The man instinctively raised his gun, but Piper was quicker and shot him in the chest. The man stumbled backwards, sucking air in through clenched teeth, and still tried to raise his weapon. Piper shot him again, in the same spot, and the man dropped the gun and fell backwards between two rose bushes. Beside him, the little boy screamed and clasped his hands to his face, peeping through his splayed fingers at his dead father.
Piper left him screaming and tried the front door of the house. Obviously, it was locked, otherwise, why would these two have been peering through the window, like a father giving his son peeping Tom lessons? He stepped back a pace and fired a bullet into the door handle, obliterating the lock. He raised his leg and stomped his foot on the door, it swung open, crashing into the wall behind it. The viewing pane shattered and fragmented glass fell onto the welcome mat.
“Stop screaming now, kid,” he said. “It’s starting to get on my nerves, and you don’t want me all grouchy now, do you?”
The boy drew breath to start another screaming bout, but Piper walked across to him and slapped him hard across the face, knocking him out of the wheelbarrow.

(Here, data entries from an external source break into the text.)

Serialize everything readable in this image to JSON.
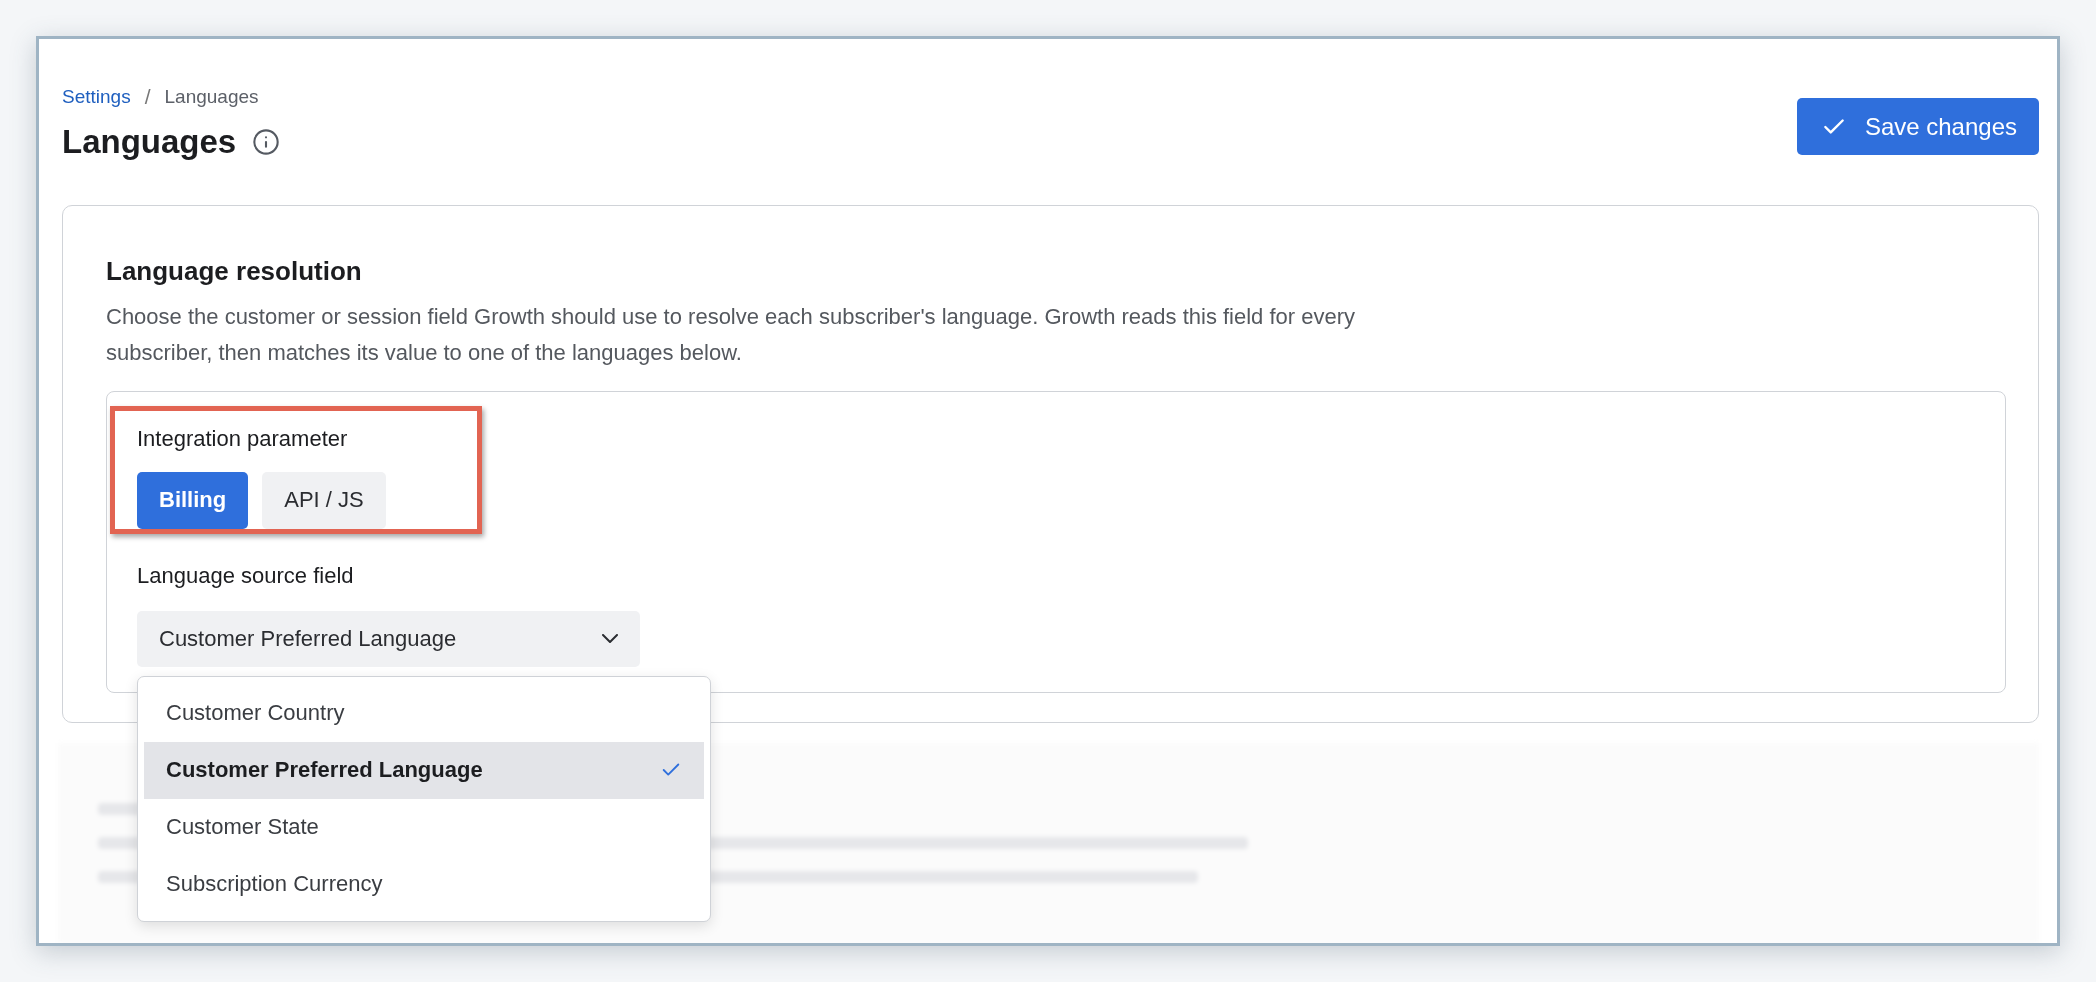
{
  "breadcrumb": {
    "items": [
      {
        "label": "Settings",
        "kind": "link"
      },
      {
        "label": "Languages",
        "kind": "current"
      }
    ],
    "separator": "/"
  },
  "title": "Languages",
  "save_button": {
    "label": "Save changes"
  },
  "section": {
    "title": "Language resolution",
    "description": "Choose the customer or session field Growth should use to resolve each subscriber's language. Growth reads this field for every subscriber, then matches its value to one of the languages below.",
    "integration_parameter": {
      "label": "Integration parameter",
      "options": [
        {
          "label": "Billing",
          "selected": true
        },
        {
          "label": "API / JS",
          "selected": false
        }
      ]
    },
    "language_source_field": {
      "label": "Language source field",
      "value": "Customer Preferred Language",
      "menu": [
        {
          "label": "Customer Country",
          "selected": false
        },
        {
          "label": "Customer Preferred Language",
          "selected": true
        },
        {
          "label": "Customer State",
          "selected": false
        },
        {
          "label": "Subscription Currency",
          "selected": false
        }
      ]
    }
  }
}
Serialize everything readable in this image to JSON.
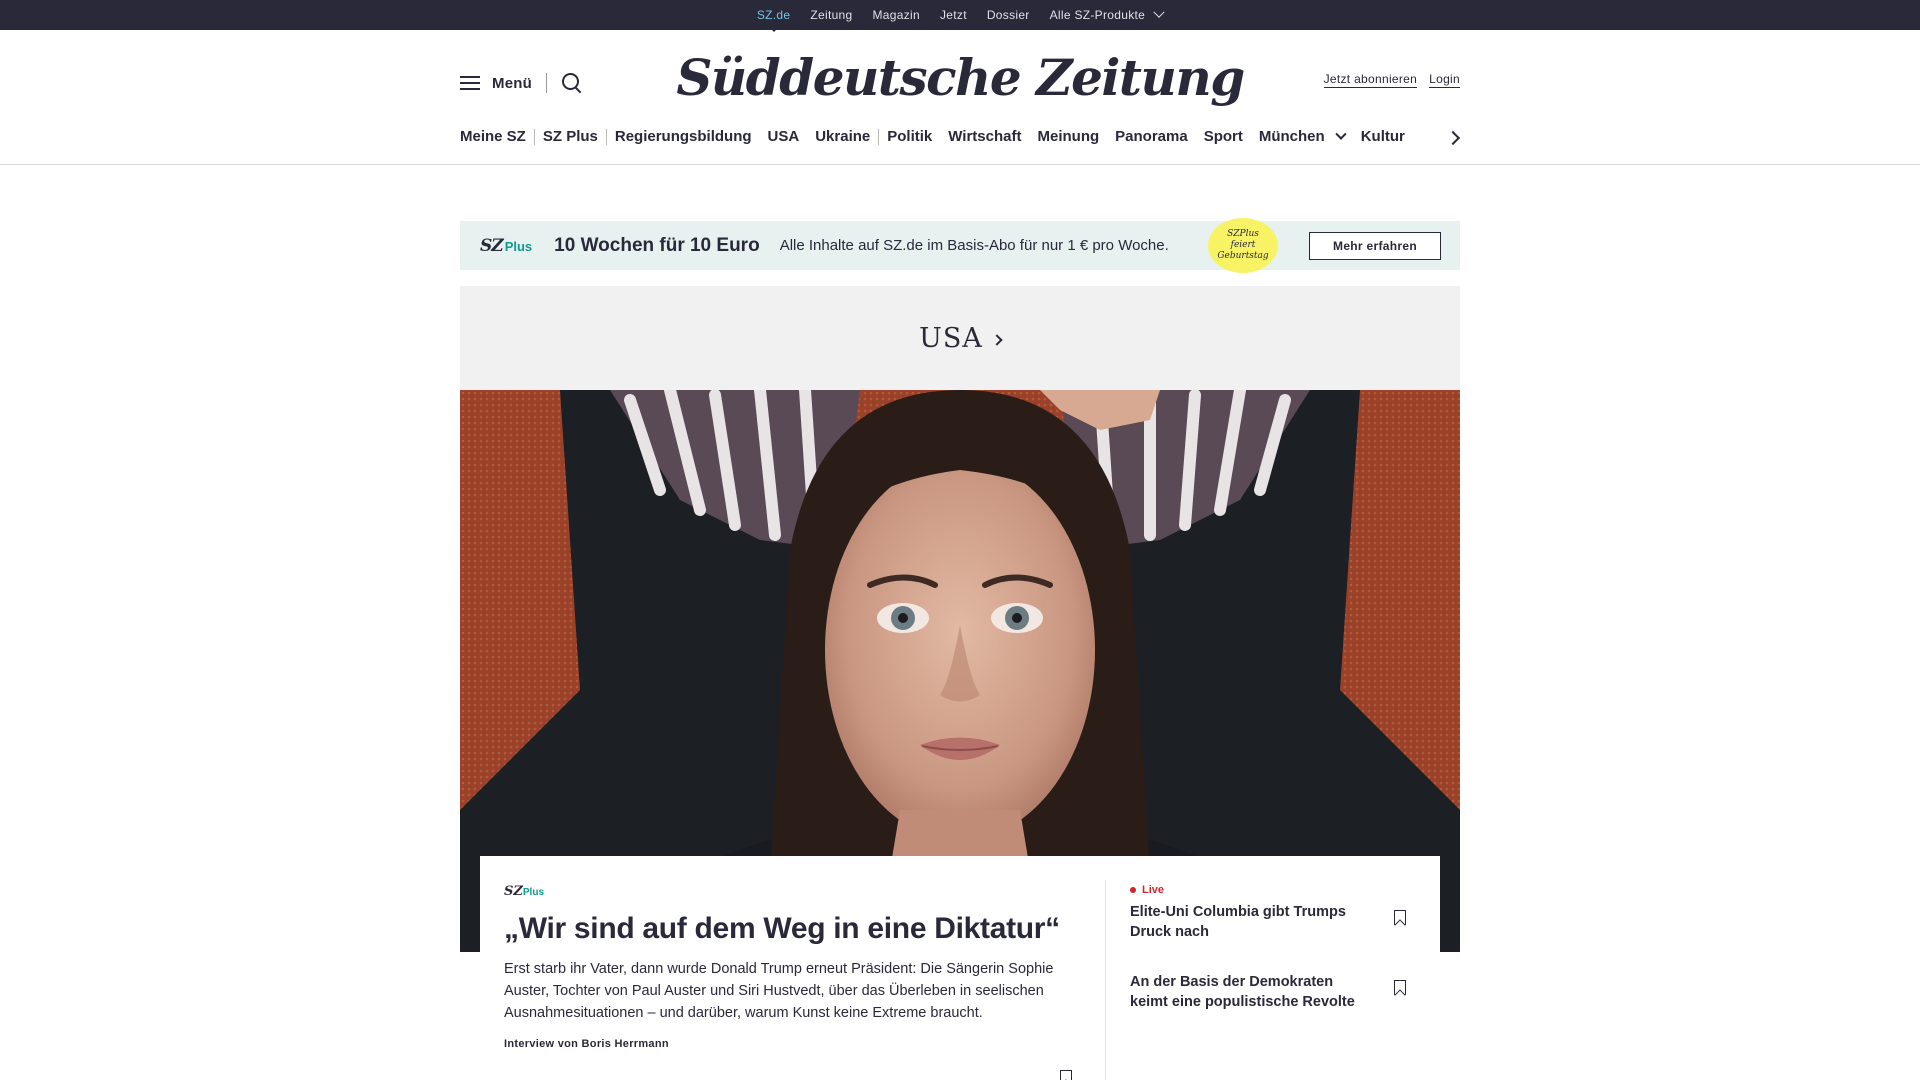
{
  "topbar": {
    "links": [
      "SZ.de",
      "Zeitung",
      "Magazin",
      "Jetzt",
      "Dossier"
    ],
    "products": "Alle SZ-Produkte"
  },
  "header": {
    "menu_label": "Menü",
    "logo": "Süddeutsche Zeitung",
    "subscribe": "Jetzt abonnieren",
    "login": "Login"
  },
  "nav": {
    "items": [
      "Meine SZ",
      "SZ Plus",
      "Regierungsbildung",
      "USA",
      "Ukraine",
      "Politik",
      "Wirtschaft",
      "Meinung",
      "Panorama",
      "Sport",
      "München",
      "Kultur"
    ]
  },
  "promo": {
    "brand_sz": "SZ",
    "brand_plus": "Plus",
    "title": "10 Wochen für 10 Euro",
    "text": "Alle Inhalte auf SZ.de im Basis-Abo für nur 1 € pro Woche.",
    "badge_line1": "SZPlus",
    "badge_line2": "feiert",
    "badge_line3": "Geburtstag",
    "button": "Mehr erfahren"
  },
  "section": {
    "title": "USA"
  },
  "article": {
    "brand_sz": "SZ",
    "brand_plus": "Plus",
    "headline": "„Wir sind auf dem Weg in eine Diktatur“",
    "teaser": "Erst starb ihr Vater, dann wurde Donald Trump erneut Präsident: Die Sängerin Sophie Auster, Tochter von Paul Auster und Siri Hustvedt, über das Überleben in seelischen Ausnahmesituationen – und darüber, warum Kunst keine Extreme braucht.",
    "byline": "Interview von Boris Herrmann"
  },
  "side_articles": [
    {
      "label": "Live",
      "title": "Elite-Uni Columbia gibt Trumps Druck nach"
    },
    {
      "label": "",
      "title": "An der Basis der Demokraten keimt eine populistische Revolte"
    }
  ],
  "colors": {
    "ink": "#29293a",
    "accent_teal": "#0f9b8e",
    "live_red": "#d4252b",
    "promo_bg": "#e6f1f0",
    "badge_yellow": "#f8f265",
    "active_link": "#71c5e8"
  }
}
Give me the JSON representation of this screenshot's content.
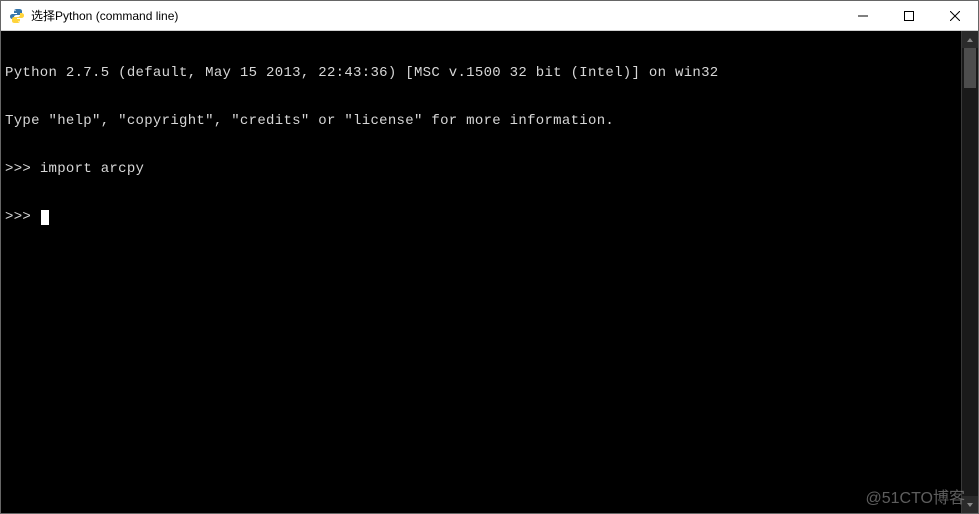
{
  "window": {
    "title": "选择Python (command line)"
  },
  "console": {
    "line1": "Python 2.7.5 (default, May 15 2013, 22:43:36) [MSC v.1500 32 bit (Intel)] on win32",
    "line2": "Type \"help\", \"copyright\", \"credits\" or \"license\" for more information.",
    "prompt1_prefix": ">>> ",
    "prompt1_cmd": "import arcpy",
    "prompt2_prefix": ">>> "
  },
  "watermark": "@51CTO博客"
}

He grabbed him by the throat and lifted him out of the flower bed where he’d landed, not far from his dad. “I said shut up, and when I tell you to do something, you’d better fucking listen, got it?”
The boy whimpered and nodded up at him, his teary eyes filled with terror. He slowly raised a finger and pointed at something over Piper’s shoulder.
Piper dropped the boy on the ground and turned around. The walking corpses of the boy’s grandparents staggered through the ruined door with their arms held out in front of them. Grandma wore a sleeveless pale blue dress with the front of it stained dark red. Blood dripped from her gnashing jaws in semi-congealed globules and settled on her ample bosom. A festering bandage loosely wrapped around her forearm was covered in purple spots and ringed with yellow stains. A colony of fungus covered the dressing and maggots writhed out of either end of it. Behind her, came Grandpa, wearing a white collarless shirt and light beige trousers. Blood soaked his crotch, and dark streaks ran down the inside legs.